Although such parliamentary threats are made in the form of a suspension of the protocol after each physical removal of those involved in the Iranian regime’s nuclear affairs, the worrying issue is that the Iranian government in the project called “Amad” for which Fakhrizadeh was responsible, The nuclear warhead had made progress that was unprecedented from nine years ago to the present. Of course, the Iranian government has denied any involvement in this matter.

However, it later emerged that the Iranian regime was secretly pursuing this goal, despite its promise not to get involved in the warhead’s construction.
This level of readiness of the Iranian regime today can be a trump card for extortion, especially since the Islamic Republic has high hopes for the spirit of appeasement, so there is no doubt that by removing Fakhrizadeh from the cycle of nuclear interactions of the ruling regime in Iran, no. Not only does it not stop, but it also makes them bolder to reach the weapon.

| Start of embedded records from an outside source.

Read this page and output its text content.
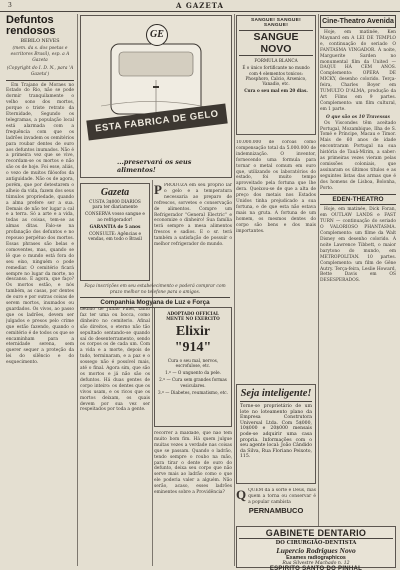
3	A GAZETA
Defuntos
rendosos
BEBILO NEVES
(mem. da s. dos poetas e escritores Brasil), esp. a A Gazeta
(Copyright do I. D. N., para 'A Gazeta')
Em Trajano de Moraes no Estado do Rio, não se pode dormir tranquilamente o velho sono dos mortos, porque o triste retrato da Eternidade, Segundo os telegramas, a população local está alarmada com a frequência com que os ladrões invadem os cemitérios para roubar dentes de ouro aos defuntos inumados. Não é a primeira vez que se vive, recordam-se os mortos e não são os de hoje. Foi esse, aliás, o vezo de muitos filósofos da antiguidade. Não os de agora, porém, que por detestarem o alheio da vida, fazem dos seus túmulos propriedade, quando a alma prefere ser a sua. Demais de não ter lugar a cal e a terra. Só a arte e a vida, todas as coisas, tem-se as almas ditas. Falo-se na profanação dos defuntos e no repouso perpétuo dos mortos. Essas phrases são belas e comoventes, mas, quando se lê que o mundo está fora do seu eixo, ninguém o pode remediar. O cemitério ficará sempre no lugar da morte, no descanso. E agora, que faço? Os mortos estão, e nós também, as casas, por dentes de ouro e por outras coisas de serem mortos, inumados ou guardados. Os vivos, ao passo que os ladrões, devem ser julgados e presos pelo crime que estão fazendo, quando o cemitério é de todos os que se encaminham para a eternidade serena, sem querer sequer a proteção da lei do silêncio e do esquecimento.
GE
ESTA FABRICA DE GELO
...preservará os seus alimentos!
Gazeta
CUSTA 3$000 DIARIOS para ter diariamente
CONSERVA vosso sangue e ao refrigerador!
GARANTIA de 5 anos
CONSULTE: Agências e vendas, em todo o Brasil
PPRODUZA em seu proprio lar o gelo e a temperatura necessaria ao preparo de refrescos, sorvetes e conservação de alimentos. Compre um Refrigerador "General Electric" e economize o dinheiro! Sua família terá sempre a mesa alimentos frescos e sadios. E o sr. terá também a satisfação de possuir o melhor refrigerador do mundo.
Faça inscrições em seu estabelecimento e poderá comprar com prazo melhor no telefone para o amigos.
Companhia Mogyana de Luz e Força
dedido de Julião Pinel, tanto faz ter uma ou bocca, como dinheiro no cemiterio. Afinal são direitos, o eterno não tão sepultado sentando-se quando saí do desenterramento, sendo os corpos os de cada um. Com a vida e a morte, depois de tudo, terminaram, e a paz e o sossego não é possível mais, até o final. Agora sim, que são os mortos e já não são os defuntos. Há duas gentes de corpo inteiro: os dentes que os vivos usam, e os ricos que os mortos deixam, os quais devem por sua vez ser respeitados por toda a gente.
ADOPTADO OFFICIAL MENTE NO EXERCITO
Elixir "914"
Cura o seu mal, nervos, escrofulose, etc.
1.º — O unguento da pele.
2.º — Cura sem grandes formas vesiculares.
3.º — Diabetes, reumatismo, etc.
recorrer à maldade, que não tem muito bom fim. Há quem julgue muitas vezes a verdade nas coisas que se passam. Quando o ladrão, tendo sempre o roubo na mão, para tirar o dente de ouro do defunto, deixa seu corpo que não serve mais ao ladrão como o que ele poderia valer a alguém. Não serão, acaso, esses ladrões eminentes sobre a Providência?
SANGUE! SANGUE! SANGUE!
SANGUE NOVO
FORMULA BLANCA
É o único fortificante no mundo com 4 elementos tonicos: Phosphoro, Calcio, Arsenico, Vanadio, etc.
Cura o seu mal em 20 dias.
10.000.000 de coroas como compensação total da 5.000.000 de indemnização. O inventor, fornecendo uma formula para tornar o metal comum em ouro que, utilizando os laboratórios do estado, foi muito tempo aproveitado pela fortuna que lhe dera. Queixou-se de que a alta de preço dos metais nos Estados Unidos tinha prejudicado a sua fortuna, e de que esta não estava mais na gruta. A fortuna de um homem, os mesmos dentes do corpo são bens e dos mais importantes.
Seja inteligente!
Torne-se proprietário de um lote no loteamento plano da Empresa Construtora Universal Ltda. Com 5$000, 10$000 e 20$000 mensais pode-se adquirir uma casa propria. Informações com o seu agente local: João Cândido da Silva, Rua Floriano Peixoto, 115.
QQUEM dá a sorte é Deus, mas quem a torna ou conservar é a popular cambista
PERNAMBUCO
Cine-Theatro Avenida
Hoje, em matinée, Ken Maynard em A LEI DE TEMPLO e, continuação do seriado O FANTASMA VINGADOR. À noite, Marguerite Sarden no monumental film da United — DAQUI HÁ CEM ANOS. Complemento: OPERA DE MICKY, desenho colorido. Terça-feira, Charles Boyer em TUMULTO D'ALMA, produção da Art Films em 9 partes. Complemento: um film cultural, em 1 parte.
O que são os 10 Travessas
Os Viscondes têm aceitado Portugal, Mozambique, Ilha de S. Tomé e Príncipe, Macau e Timor. Mais de 60 anos de idade encontraram Portugal na sua história de Tauá-Mirim, a saber: as primeiras vezes vieram pelas comissões coloniais, que assinaram os últimos títulos e as seguintes listas das armas que é dos homens de Lisboa, Bolonha, Porto.
EDEN-THEATRO
Hoje, em matinée, Dick Foran, em OUTLAW LANDS e FAST TURN — continuação do seriado O VALORIOSO PHANTASMA. Complemento: um filme da Walt Disney em desenho colorido. À noite Lawrence Tibbett, o maior barytono do mundo, em METROPOLITAN. 10 partes. Complemento: um film de Gêne Autry. Terça-feira, Leslie Howard, Bette Davis em OS DESESPERADOS.
GABINETE DENTARIO
DO CIRURGIÃO-DENTISTA
Lupercio Rodrigues Novo
Exames radiographicos
Rua Silvestre Machado n. 12
ESPIRITO SANTO DO PINHAL
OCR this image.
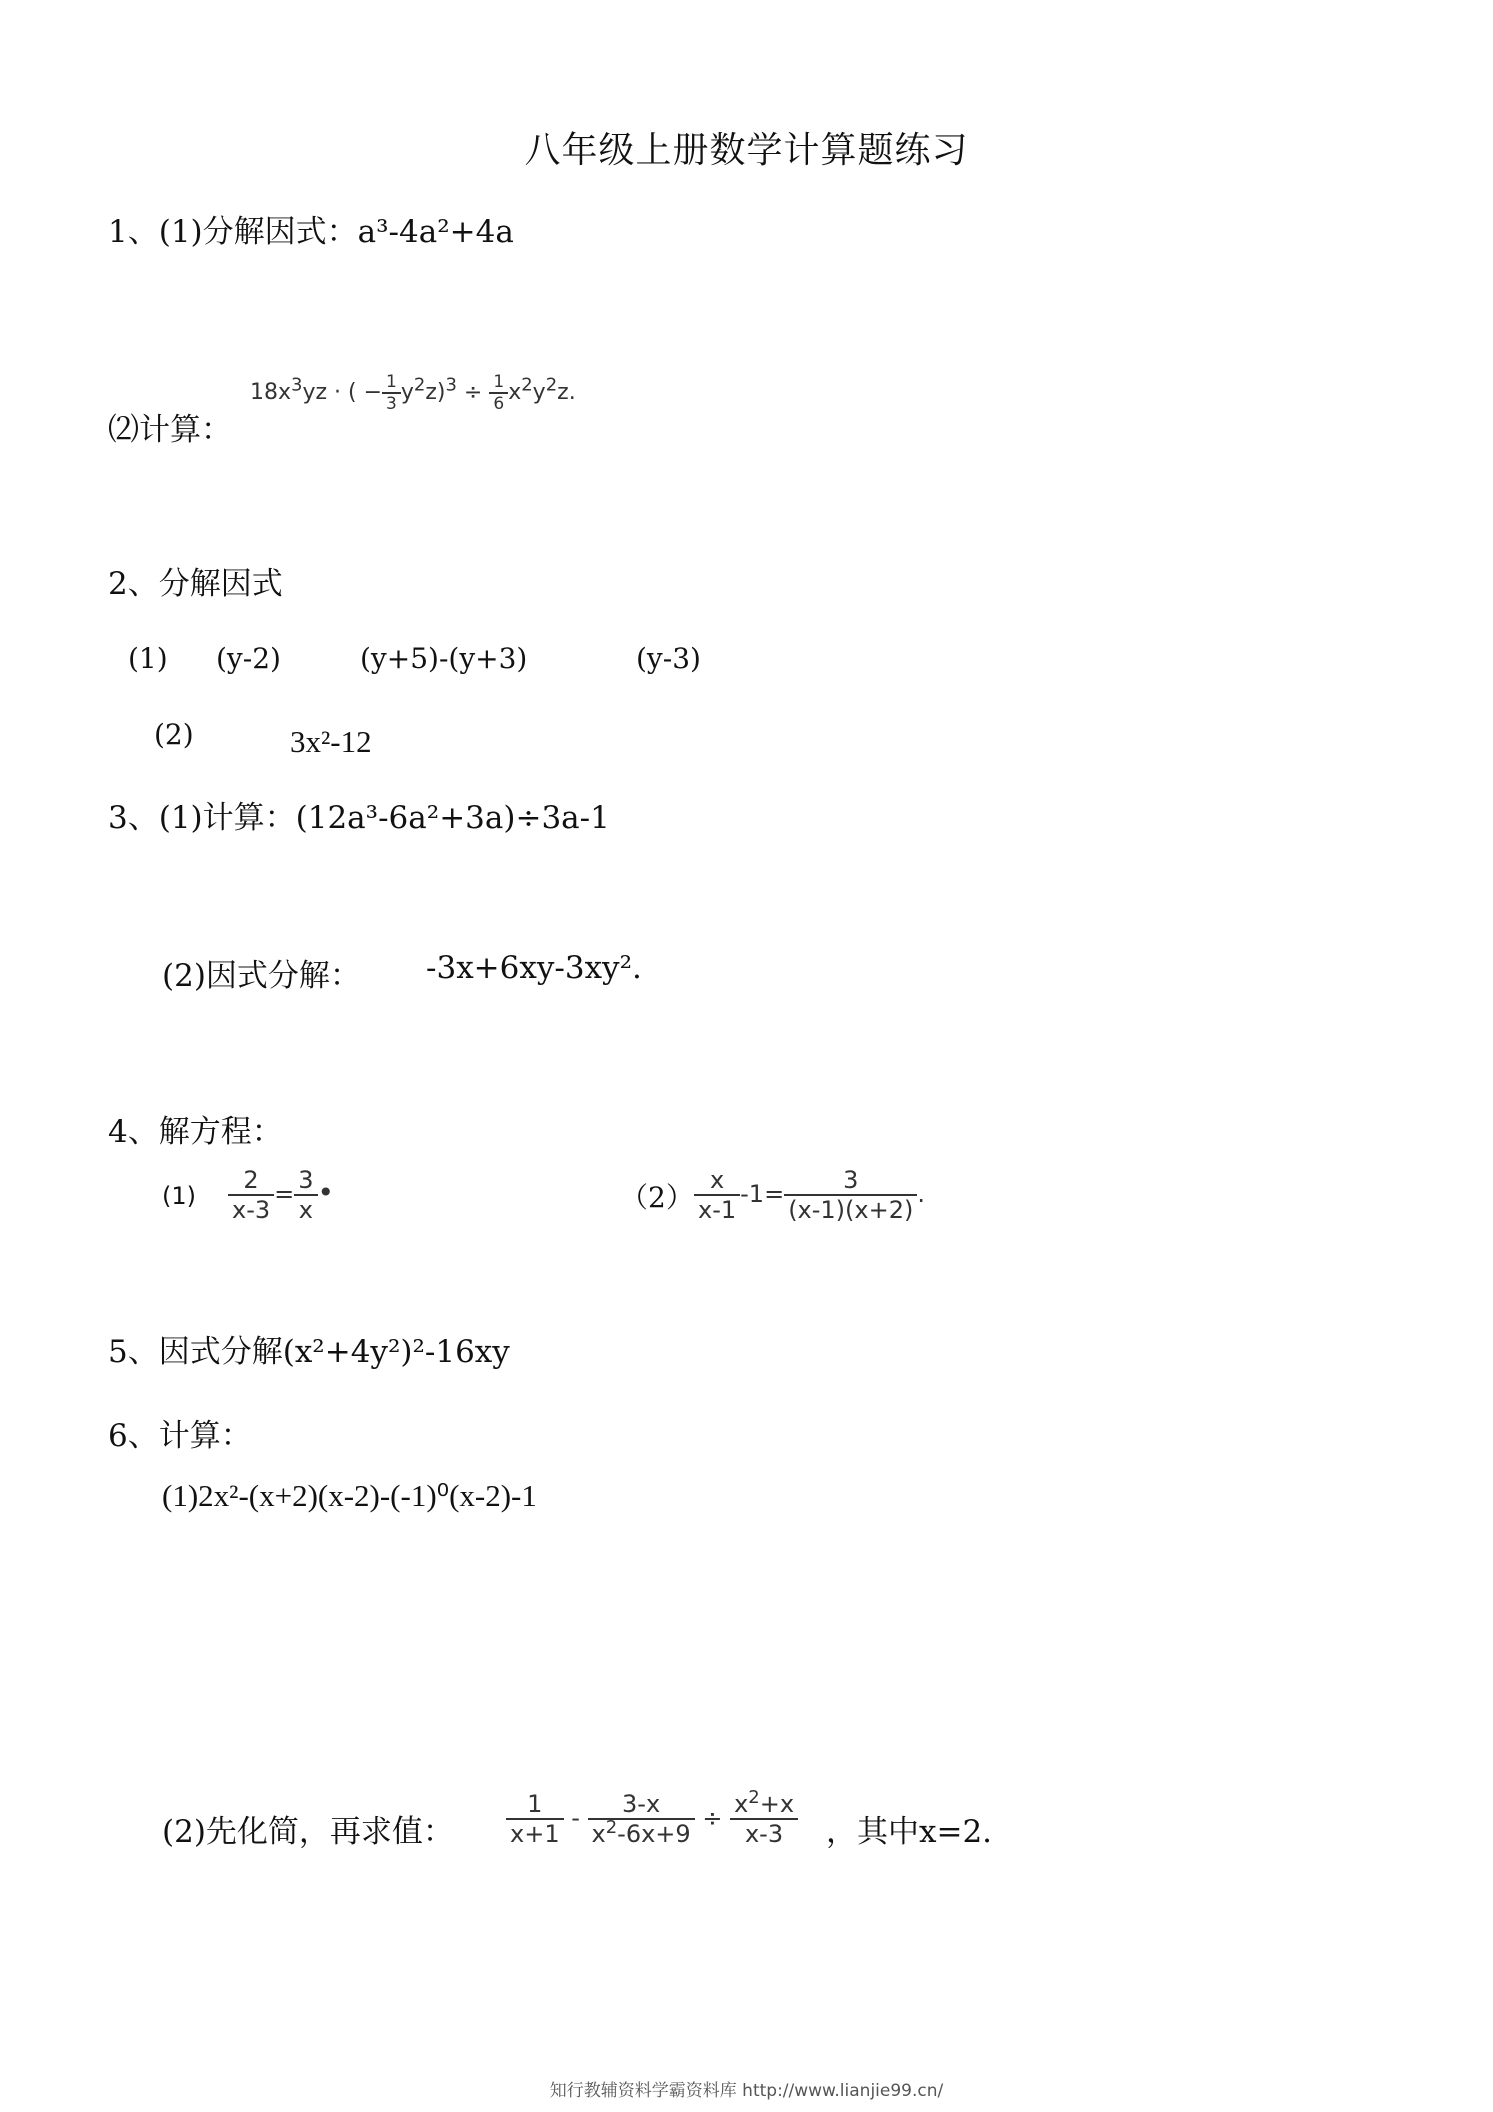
八年级上册数学计算题练习
1、(1)分解因式：a³-4a²+4a
$18x^3yz$ · ( − $\frac{1}{3} y^2z)^3 \div \frac{1}{6} x^2y^2z$.
⑵计算：
2、分解因式
(1) (y-2)	(y+5)-(y+3)	(y-3)
(2)	3x²-12
3、(1)计算：(12a³-6a²+3a)÷3a-1
(2)因式分解： -3x+6xy-3xy².
4、解方程：
$(1) \frac{2}{x-3} = \frac{3}{x}$ •	$(2) \frac{x}{x-1} -1= \frac{3}{(x-1)(x+2)}$ .
5、因式分解(x²+4y²)²-16xy
6、计算：
(1)2x²-(x+2)(x-2)-(-1)⁰(x-2)-1
(2)先化简，再求值： $\frac{1}{x+1} - \frac{3-x}{x^2-6x+9} \div \frac{x^2+x}{x-3}$ ，其中x=2.
知行教辅资料学霸资料库 http://www.lianjie99.cn/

It should be noted that when Fakhrizadeh succeeded in obtaining the knowledge of access to nuclear weapons from Abdul Qadir Khan, the father of the Pakistani atomic bomb, they have since learned the science of how to mount a warhead on a ballistic missile. As a result, it seems that the Iranian government’s agents will continue their efforts to achieve a nuclear weapon without Fakhrizadeh, hoping that they will all take their revenge on the world once and for all after reaching a nuclear weapon.

In this Dec. 29, 2016 file photo, released by the semi-official Iranian Students News Agency (ISNA), a long-range S-200 missile is fired in a military drill in the port city of Bushehr, on the northern coast of Persian Gulf, Iran. (Amir Kholousi, ISNA via AP, File)

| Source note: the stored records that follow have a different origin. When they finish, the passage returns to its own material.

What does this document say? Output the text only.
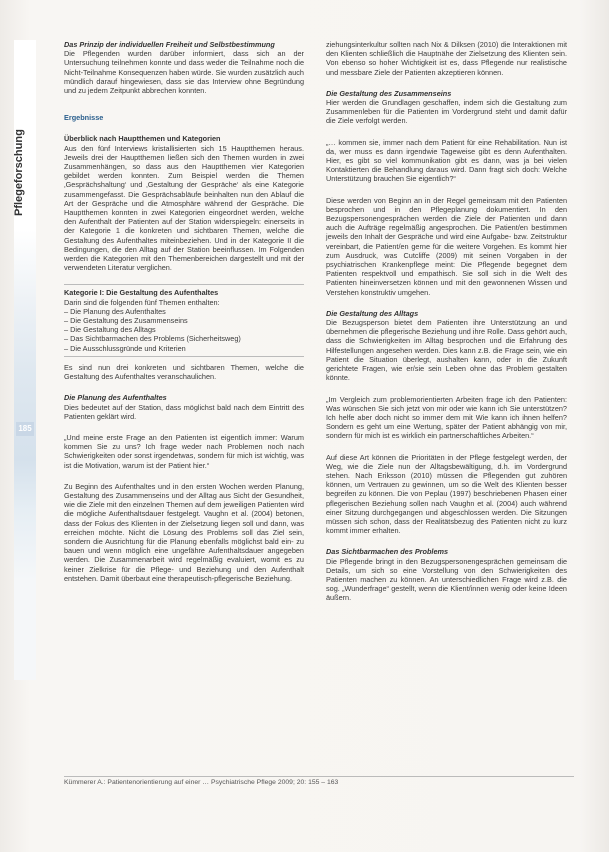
Pflegeforschung
185

Das Prinzip der individuellen Freiheit und Selbstbestimmung

Die Pflegenden wurden darüber informiert, dass sich an der Untersuchung teilnehmen konnte und dass weder die Teilnahme noch die Nicht-Teilnahme Konsequenzen haben würde. Sie wurden zusätzlich auch mündlich darauf hingewiesen, dass sie das Interview ohne Begründung und zu jedem Zeitpunkt abbrechen konnten.

Ergebnisse

Überblick nach Hauptthemen und Kategorien

Aus den fünf Interviews kristallisierten sich 15 Hauptthemen heraus. Jeweils drei der Hauptthemen ließen sich den Themen wurden in zwei Zusammenhängen, so dass aus den Hauptthemen vier Kategorien gebildet werden konnten. Zum Beispiel werden die Themen ‚Gesprächshaltung‘ und ‚Gestaltung der Gespräche‘ als eine Kategorie zusammengefasst. Die Gesprächsabläufe beinhalten nun den Ablauf die Art der Gespräche und die Atmosphäre während der Gespräche. Die Hauptthemen konnten in zwei Kategorien eingeordnet werden, welche den Aufenthalt der Patienten auf der Station widerspiegeln: einerseits in der Kategorie 1 die konkreten und sichtbaren Themen, welche die Gestaltung des Aufenthaltes miteinbeziehen. Und in der Kategorie II die Bedingungen, die den Alltag auf der Station beeinflussen. Im Folgenden werden die Kategorien mit den Themenbereichen dargestellt und mit der verwendeten Literatur verglichen.

Kategorie I: Die Gestaltung des Aufenthaltes

Darin sind die folgenden fünf Themen enthalten:

– Die Planung des Aufenthaltes
– Die Gestaltung des Zusammenseins
– Die Gestaltung des Alltags
– Das Sichtbarmachen des Problems (Sicherheitsweg)
– Die Ausschlussgründe und Kriterien

Es sind nun drei konkreten und sichtbaren Themen, welche die Gestaltung des Aufenthaltes veranschaulichen.

Die Planung des Aufenthaltes

Dies bedeutet auf der Station, dass möglichst bald nach dem Eintritt des Patienten geklärt wird.

„Und meine erste Frage an den Patienten ist eigentlich immer: Warum kommen Sie zu uns? Ich frage weder nach Problemen noch nach Schwierigkeiten oder sonst irgendetwas, sondern für mich ist wichtig, was ist die Motivation, warum ist der Patient hier.“

Zu Beginn des Aufenthaltes und in den ersten Wochen werden Planung, Gestaltung des Zusammenseins und der Alltag aus Sicht der Gesundheit, wie die Ziele mit den einzelnen Themen auf dem jeweiligen Patienten wird die mögliche Aufenthaltsdauer festgelegt. Vaughn et al. (2004) betonen, dass der Fokus des Klienten in der Zielsetzung liegen soll und dann, was erreichen möchte. Nicht die Lösung des Problems soll das Ziel sein, sondern die Ausrichtung für die Planung ebenfalls möglichst bald ein- zu bauen und wenn möglich eine ungefähre Aufenthaltsdauer angegeben werden. Die Zusammenarbeit wird regelmäßig evaluiert, womit es zu keiner Zielkrise für die Pflege- und Beziehung und den Aufenthalt entstehen. Damit überbaut eine therapeutisch-pflegerische Beziehung.

ziehungsinterkultur sollten nach Nix & Dilksen (2010) die Interaktionen mit den Klienten schließlich die Hauptnähe der Zielsetzung des Klienten sein. Von ebenso so hoher Wichtigkeit ist es, dass Pflegende nur realistische und messbare Ziele der Patienten akzeptieren können.

Die Gestaltung des Zusammenseins

Hier werden die Grundlagen geschaffen, indem sich die Gestaltung zum Zusammenleben für die Patienten im Vordergrund steht und damit dafür die Ziele verfolgt werden.

„… kommen sie, immer nach dem Patient für eine Rehabilitation. Nun ist da, wer muss es dann irgendwie Tageweise gibt es denn Aufenthalten. Hier, es gibt so viel kommunikation gibt es dann, was ja bei vielen Kontaktierten die Behandlung daraus wird. Dann fragt sich doch: Welche Unterstützung brauchen Sie eigentlich?“

Diese werden von Beginn an in der Regel gemeinsam mit den Patienten besprochen und in den Pflegeplanung dokumentiert. In den Bezugspersonengesprächen werden die Ziele der Patienten und dann auch die Aufträge regelmäßig angesprochen. Die Patient/en bestimmen jeweils den Inhalt der Gespräche und wird eine Aufgabe- bzw. Zeitstruktur vereinbart, die Patient/en gerne für die weitere Vorgehen. Es kommt hier zum Ausdruck, was Cutcliffe (2009) mit seinen Vorgaben in der psychiatrischen Krankenpflege meint: Die Pflegende begegnet dem Patienten respektvoll und empathisch. Sie soll sich in die Welt des Patienten hineinversetzen können und mit den gewonnenen Wissen und Verstehen konstruktiv umgehen.

Die Gestaltung des Alltags

Die Bezugsperson bietet dem Patienten ihre Unterstützung an und übernehmen die pflegerische Beziehung und ihre Rolle. Dass gehört auch, dass die Schwierigkeiten im Alltag besprochen und die Erfahrung des Hilfestellungen angesehen werden. Dies kann z.B. die Frage sein, wie ein Patient die Situation überlegt, aushalten kann, oder in die Zukunft gerichtete Fragen, wie er/sie sein Leben ohne das Problem gestalten könnte.

„Im Vergleich zum problemorientierten Arbeiten frage ich den Patienten: Was wünschen Sie sich jetzt von mir oder wie kann ich Sie unterstützen? Ich helfe aber doch nicht so immer dem mit Wie kann ich ihnen helfen? Sondern es geht um eine Wertung, später der Patient abhängig von mir, sondern für mich ist es wirklich ein partnerschaftliches Arbeiten.“

Auf diese Art können die Prioritäten in der Pflege festgelegt werden, der Weg, wie die Ziele nun der Alltagsbewältigung, d.h. im Vordergrund stehen. Nach Eriksson (2010) müssen die Pflegenden gut zuhören können, um Vertrauen zu gewinnen, um so die Welt des Klienten besser begreifen zu können. Die von Peplau (1997) beschriebenen Phasen einer pflegerischen Beziehung sollen nach Vaughn et al. (2004) auch während einer Sitzung durchgegangen und abgeschlossen werden. Die Sitzungen müssen sich schon, dass der Realitätsbezug des Patienten nicht zu kurz kommt immer erhalten.

Das Sichtbarmachen des Problems

Die Pflegende bringt in den Bezugspersonengesprächen gemeinsam die Details, um sich so eine Vorstellung von den Schwierigkeiten des Patienten machen zu können. An unterschiedlichen Frage wird z.B. die sog. „Wunderfrage“ gestellt, wenn die Klient/innen wenig oder keine Ideen äußern.

Kümmerer A.: Patientenorientierung auf einer … Psychiatrische Pflege 2009; 20: 155 – 163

The expansionist regime of Iran is not subject to individuals

Undoubtedly, a simplistic view of the current state of the Iranian regime’s nuclear program after the removal of Fakhrizadeh and at least underestimation of their intention and motivation to continue the nuclear program will lead to Tehran narrowing its distance from its goals every day and in an utterly predictable day will surprise the world with a stunning surprise.
It should not be forgotten that the Iranian regime’s view of its nuclear program is a strategic one, parallel with regional expansionism. The removal of Soleimani and Fakhrizadeh, while it may slow down their journey to the destination, will not ignore their dangerous expansionism nature of the regime.

About the Author
Iranian journalist, blogger and human rights activist. Based in London, Hamidreza is the Times of Israel Persian service correspondent & Editor.